Два конных бандита и четверо пеших вырвались к дороге, куда их Фёдор и выманил своим выстрелом.
— Гони! — гаркнул помор, опорожняя ёмкий магазин «генри».
Один из бандитов будто споткнулся, налетев на пулю, и упал. Взвился на дыбки раненый конь, сбрасывая седока.
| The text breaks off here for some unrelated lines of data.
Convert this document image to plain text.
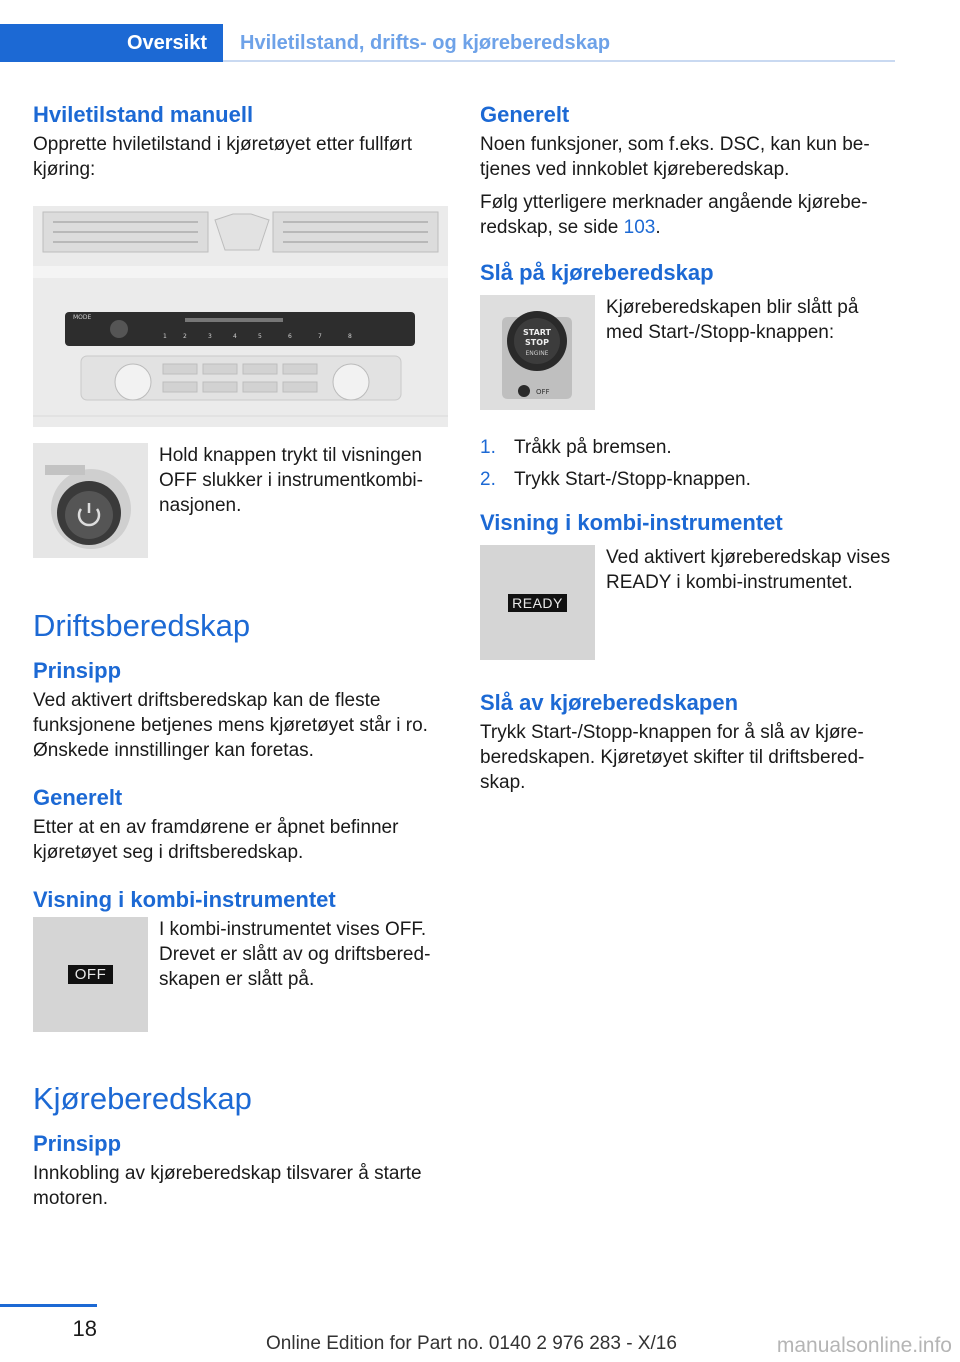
Oversikt	Hviletilstand, drifts- og kjøreberedskap
Hviletilstand manuell

Opprette hviletilstand i kjøretøyet etter fullført kjøring:

MODE
1	2	3	4	5	6	7	8

Hold knappen trykt til visningen OFF slukker i instrumentkombinasjonen.

Driftsberedskap
Prinsipp

Ved aktivert driftsberedskap kan de fleste funksjonene betjenes mens kjøretøyet står i ro. Ønskede innstillinger kan foretas.

Generelt

Etter at en av framdørene er åpnet befinner kjøretøyet seg i driftsberedskap.

Visning i kombi-instrumentet
OFF

I kombi-instrumentet vises OFF. Drevet er slått av og driftsberedskapen er slått på.

Kjøreberedskap
Prinsipp

Innkobling av kjøreberedskap tilsvarer å starte motoren.

Generelt

Noen funksjoner, som f.eks. DSC, kan kun betjenes ved innkoblet kjøreberedskap.

Følg ytterligere merknader angående kjøreberedskap, se side 103.

Slå på kjøreberedskap
START
STOP
ENGINE
OFF

Kjøreberedskapen blir slått på med Start-/Stopp-knappen:

1. Tråkk på bremsen.
2. Trykk Start-/Stopp-knappen.
Visning i kombi-instrumentet
READY

Ved aktivert kjøreberedskap vises READY i kombi-instrumentet.

Slå av kjøreberedskapen

Trykk Start-/Stopp-knappen for å slå av kjøreberedskapen. Kjøretøyet skifter til driftsberedskap.

18
Online Edition for Part no. 0140 2 976 283 - X/16	manualsonline.info
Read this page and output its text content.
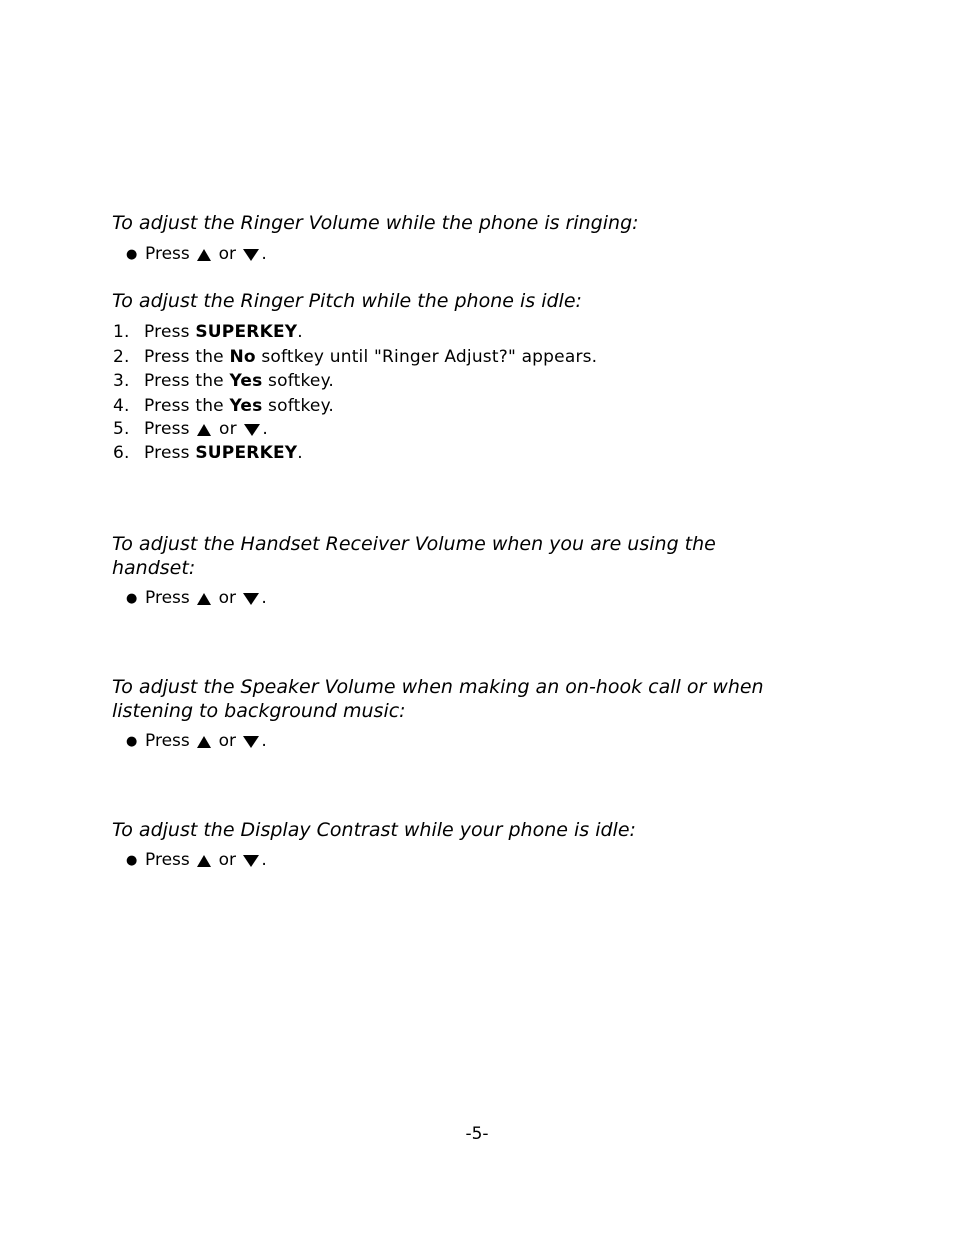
To adjust the Ringer Volume while the phone is ringing:
● Press or .
To adjust the Ringer Pitch while the phone is idle:
1. Press SUPERKEY.
2. Press the No softkey until "Ringer Adjust?" appears.
3. Press the Yes softkey.
4. Press the Yes softkey.
5. Press or .
6. Press SUPERKEY.
To adjust the Handset Receiver Volume when you are using the
handset:
● Press or .
To adjust the Speaker Volume when making an on-hook call or when
listening to background music:
● Press or .
To adjust the Display Contrast while your phone is idle:
● Press or .
-5-
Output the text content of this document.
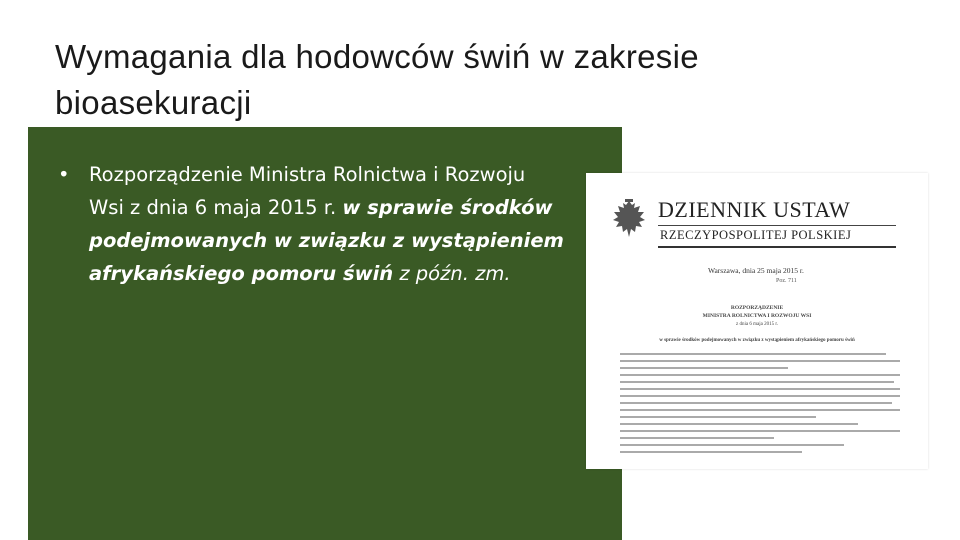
Wymagania dla hodowców świń w zakresie
bioasekuracji
• Rozporządzenie Ministra Rolnictwa i Rozwoju
Wsi z dnia 6 maja 2015 r. w sprawie środków
podejmowanych w związku z wystąpieniem
afrykańskiego pomoru świń z późn. zm.
DZIENNIK USTAW
RZECZYPOSPOLITEJ POLSKIEJ
Warszawa, dnia 25 maja 2015 r.
Poz. 711
ROZPORZĄDZENIE
MINISTRA ROLNICTWA I ROZWOJU WSI
z dnia 6 maja 2015 r.
w sprawie środków podejmowanych w związku z wystąpieniem afrykańskiego pomoru świń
Увесистый кусочек раскалённого металла чиркнул помора по плечу, ещё один щёлкнул по дилижансу, откалывая щепку.
Ржущие кони вынесли карету к реке, железные ободья загрохотали по плоским, обкатанным камням, брызги воды окропили разгорячённое лицо Чуги.
Разбойный люд не ожидал такого мощного отпора, нападение выдыхалось в суетливую перепалку — приседая, бандиты отходили к леску, ведя не прицельную стрельбу, а просто огрызаясь из пары стволов.
Дважды прогремел «спенсер», один из нападавших оборвал свою короткую перебежку. Конник, низко приседая в седле, уходил по мелкой воде. Фёдор попал в него, но ещё вопрос — убил ли.
С шумом рассекая воду, дилижанс выкатился на противоположный берег. Чуга оглянулся, высматривая ворога поверх крыши, но не увидел ничего, кроме пары мёртвых тел.
— Отбились! — выдохнул кучер.
— Ну мы им дали! — глухо донёсся ликующий голос Туренина.
— Были бы это апачи, — разобрал помор слова Гуднайта, — чёрта с два мы ушли бы! Извините, мисс Шорт…
Кони скакали галопом, унося экипаж в редеющий лес.
— Ну ты ему и засадил, — покачал кучер головою.
Фёдор усмехнулся, вытаскивая патроны из гнёзд в оружейном поясе и скармливая их «генри».
— Я с малых лет в лесу промышляю, — сказал он, — а чтоб той же белке шкурку не спортить, надобно ей в глазок засветить.
— Здоровая же тебе белка попалась! — гулко захохотал возничий.
А Чуга, хоть виду и не показывая, трудно сживался с мыслью о дозволенности убивать. Ранчеро говорил ему, что на Западе некому стеречь благонамеренных граждан, тут каждый сам себе полиция и суд присяжных, а закон носят с собою в кобуре. Здесь не жалуются на скотокрадов, а вешают их. Убил ты безоружного, стало быть, совершил преступление, а застрелишь ежели «плохого парня» с «кольтом», значит, защищался… И не дай тебе бог обидеть женщину — мигом линчуют!
Сказать по правде, «закон револьвера» — простой, первобытный, действенный — Фёдору нравился. Однако ж и привыкнуть к здешней свободе было нелегко. Чуга годами оглядывался — на царя-батюшку, на городового с исправником, на крючкотворов судейских, — а тут всё по-иному. В Техасе этом хоть голову сверни, а никого за спиною не углядишь. Власть далеко, а воры и убийцы близко. Гляди в оба, пилигрим, и надейся только на себя. Зато — воля!